15. Mai 201214 J. Vielleicht dürfen wir in einigen Jahren Billig-Klamotten für Bangladesch nähen? Im düstern Auge keine Thräne, Sie sitzen am Webstuhl und fletschen die Zähne: Deutschland, wir weben Dein Leichentuch, Wir weben hinein den dreifachen Fluch – Wir weben, wir weben! [...] Übrigens auch von Karl Marx gerne benutzt. Aber was soll ich noch sagen: Fahre ich im Kreis, ist es egal ob ich links oder rechtsrum drehe.
15. Mai 201214 J. (...)Vielleicht dürfen wir in einigen Jahren Billig-Klamotten für Bangladesch nähen? Da musste ich jetzt echt schmunzeln: Mit "Wir" meinst du bestimmt dich und deine ultrarechten Kumpel. Ein bischen harte Arbeit die euch "frei macht" als Slaven für die echten Arier würde euch bestimmt gut tun. Bestimmt werdet ihr auch nicht all zu oft ausgepeitscht und dürft sogar zuschauen, wenn die Negerhorden eure Töchter nehmen und sogar noch Spass dabei haben... Habe ich noch ne Urangst, die euch zerfrisst vergessen? Ach ja: Die Nazikommunisten filmen das alles und stellen es bei Deineröhre ein. Wobei das mit dem Zuschauen und Filmen manchmal schwierig werden kann: Gehen uns doch ohne Kernkraft die Lichter aus. Falls du jetzt bähmullst: Deine Einlassung zum Thema "Man wird doch so nen Neger noch ein bischen schubsen dürfen" war ekelerregend und menschenverachtend. Ein stahlharter Kerl wie du sollte also mit ein wenig Humor obiger Sorte also noch gut bedient sein!
15. Mai 201214 J. Ein bischen harte Arbeit die euch "frei macht" als Slaven für die echten Arier würde euch bestimmt gut tun. Wobei gerade in Bangladesh die "echten Arier" in der Oberschicht noch dünner gesät sind als in Indien z.B. Die meisten sind halt auf ihrer Wanderung schon in Afghanistan oder Pakistan "hängengeblieben".

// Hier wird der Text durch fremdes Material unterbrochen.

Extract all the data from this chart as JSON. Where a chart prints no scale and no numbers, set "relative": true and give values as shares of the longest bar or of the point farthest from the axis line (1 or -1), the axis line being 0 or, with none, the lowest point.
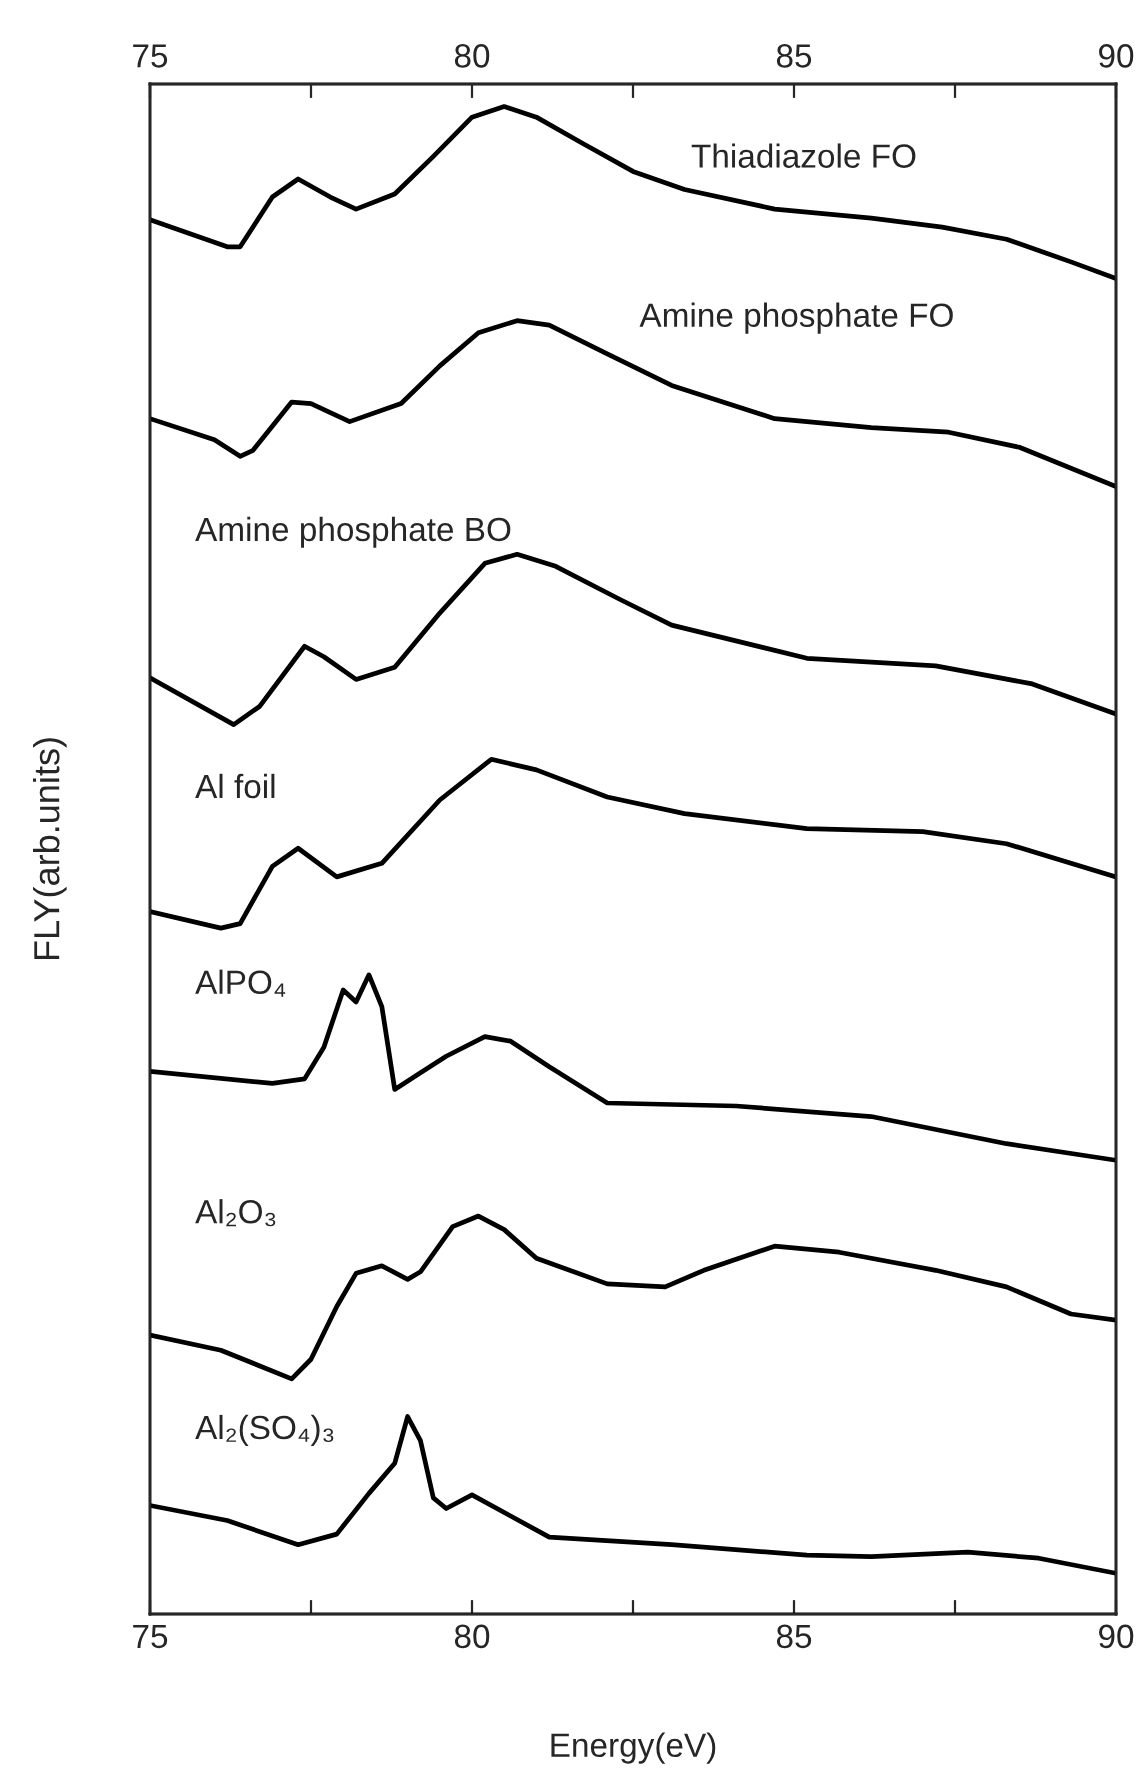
{
  "chart_data": {
    "type": "line",
    "relative": true,
    "xlabel": "Energy(eV)",
    "ylabel": "FLY(arb.units)",
    "xlim": [
      75,
      90
    ],
    "xticks": [
      75,
      {
        "value": 77.5,
        "label": null
      },
      80,
      {
        "value": 82.5,
        "label": null
      },
      85,
      {
        "value": 87.5,
        "label": null
      },
      90
    ],
    "x2lim": [
      75,
      90
    ],
    "x2ticks": [
      75,
      {
        "value": 77.5,
        "label": null
      },
      80,
      {
        "value": 82.5,
        "label": null
      },
      85,
      {
        "value": 87.5,
        "label": null
      },
      90
    ],
    "grid": false,
    "legend": false,
    "marker": "none",
    "line_style": "solid",
    "series": [
      {
        "name": "Thiadiazole FO",
        "color": "#000000",
        "x": [
          75,
          76.2,
          76.4,
          76.9,
          77.3,
          77.8,
          78.2,
          78.8,
          79.4,
          80.0,
          80.5,
          81.0,
          81.7,
          82.5,
          83.3,
          84.7,
          86.2,
          87.3,
          88.3,
          89.3,
          90
        ],
        "values": [
          0.925,
          0.907,
          0.907,
          0.94,
          0.952,
          0.94,
          0.932,
          0.942,
          0.967,
          0.993,
          1.0,
          0.993,
          0.976,
          0.957,
          0.945,
          0.932,
          0.926,
          0.92,
          0.912,
          0.897,
          0.886
        ]
      },
      {
        "name": "Amine phosphate FO",
        "color": "#000000",
        "x": [
          75,
          76.0,
          76.4,
          76.6,
          77.2,
          77.5,
          78.1,
          78.9,
          79.5,
          80.1,
          80.7,
          81.2,
          82.1,
          83.1,
          84.7,
          86.2,
          87.4,
          88.5,
          90
        ],
        "values": [
          0.793,
          0.779,
          0.768,
          0.772,
          0.804,
          0.803,
          0.791,
          0.803,
          0.828,
          0.85,
          0.858,
          0.855,
          0.836,
          0.815,
          0.793,
          0.787,
          0.784,
          0.774,
          0.748
        ]
      },
      {
        "name": "Amine phosphate BO",
        "color": "#000000",
        "x": [
          75,
          76.3,
          76.7,
          77.4,
          77.7,
          78.2,
          78.8,
          79.5,
          80.2,
          80.7,
          81.3,
          82.3,
          83.1,
          85.2,
          87.2,
          88.7,
          90
        ],
        "values": [
          0.621,
          0.59,
          0.602,
          0.642,
          0.635,
          0.62,
          0.628,
          0.664,
          0.697,
          0.703,
          0.695,
          0.673,
          0.656,
          0.634,
          0.629,
          0.617,
          0.597
        ]
      },
      {
        "name": "Al foil",
        "color": "#000000",
        "x": [
          75,
          76.1,
          76.4,
          76.9,
          77.3,
          77.9,
          78.6,
          79.5,
          80.3,
          81.0,
          82.1,
          83.3,
          85.2,
          87.0,
          88.3,
          90
        ],
        "values": [
          0.466,
          0.455,
          0.458,
          0.496,
          0.508,
          0.489,
          0.498,
          0.54,
          0.567,
          0.56,
          0.542,
          0.531,
          0.521,
          0.519,
          0.511,
          0.489
        ]
      },
      {
        "name": "AlPO₄",
        "color": "#000000",
        "x": [
          75,
          76.9,
          77.4,
          77.7,
          78.0,
          78.2,
          78.4,
          78.6,
          78.8,
          79.2,
          79.6,
          80.2,
          80.6,
          81.2,
          82.1,
          84.1,
          86.2,
          88.3,
          90
        ],
        "values": [
          0.36,
          0.352,
          0.355,
          0.376,
          0.414,
          0.406,
          0.424,
          0.403,
          0.348,
          0.359,
          0.37,
          0.383,
          0.38,
          0.363,
          0.339,
          0.337,
          0.33,
          0.312,
          0.301
        ]
      },
      {
        "name": "Al₂O₃",
        "color": "#000000",
        "x": [
          75,
          76.1,
          77.2,
          77.5,
          77.9,
          78.2,
          78.6,
          79.0,
          79.2,
          79.7,
          80.1,
          80.5,
          81.0,
          82.1,
          83.0,
          83.6,
          84.7,
          85.7,
          87.2,
          88.3,
          89.3,
          90
        ],
        "values": [
          0.185,
          0.175,
          0.156,
          0.169,
          0.204,
          0.226,
          0.231,
          0.222,
          0.227,
          0.257,
          0.264,
          0.255,
          0.236,
          0.219,
          0.217,
          0.228,
          0.244,
          0.24,
          0.228,
          0.217,
          0.199,
          0.195
        ]
      },
      {
        "name": "Al₂(SO₄)₃",
        "color": "#000000",
        "x": [
          75,
          76.2,
          77.3,
          77.9,
          78.4,
          78.8,
          79.0,
          79.2,
          79.4,
          79.6,
          80.0,
          80.6,
          81.2,
          83.1,
          85.2,
          86.2,
          87.7,
          88.8,
          90
        ],
        "values": [
          0.072,
          0.062,
          0.046,
          0.053,
          0.08,
          0.1,
          0.131,
          0.115,
          0.077,
          0.07,
          0.079,
          0.065,
          0.051,
          0.046,
          0.039,
          0.038,
          0.041,
          0.037,
          0.027
        ]
      }
    ]
  }
}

15. Mai 201214 J. ...Falls du jetzt bähmullst: Deine Einlassung zum Thema "Man wird doch so nen Neger noch ein bischen schubsen dürfen" war ekelerregend und menschenverachtend. Ein stahlharter Kerl wie du sollte also mit ein wenig Humor obiger Sorte also noch gut bedient sein!so wird einem das Wort im Mund umgedreht und ein Sachverhalt böswilliger Weise in sein Gegenteil verkehrt.Typisch. Und zur gescheiterten Engergiewende auch nix. Auch typisch. Bearbeitet (15. Mai 201214 J. von ACCM Gerhard Trosien)

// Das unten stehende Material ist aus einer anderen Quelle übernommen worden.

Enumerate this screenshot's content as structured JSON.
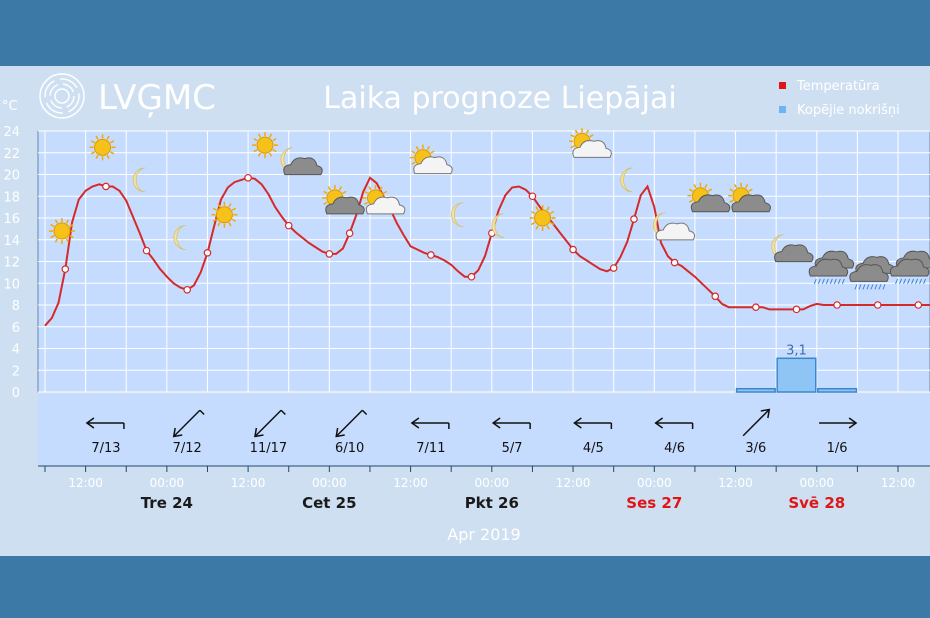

15. Mai 201214 J. so wird einem das Wort im Mund umgedreht und ein Sachverhalt böswilliger Weise in sein Gegenteil verkehrt.Typisch. Und zur gescheiterten Engergiewende auch nix. Auch typisch. ersteres, weil du nix anderes verdienst, als Fachmann für böswilligen Bullshit dein eigenes Gift zu fressen zu bekommen, zweiteres, weil ein Scheitern der Energiewende nicht stattgefunden hat. Sei froh, dass deine Einlassungen zum Thema "Schubsen" gelöscht wurden. Sonst hättest du leicht Ärger bekommen können. Ansonsten habe ich es noch in keinem Diskussionsstrang erlebt, dass deine "Argumente" nicht vollständig widerlegt wurden und deine Schimpforgien irgendwann ins Eklige abtrifteten. Aber bähmullen kannst du großartig. Gratuliere.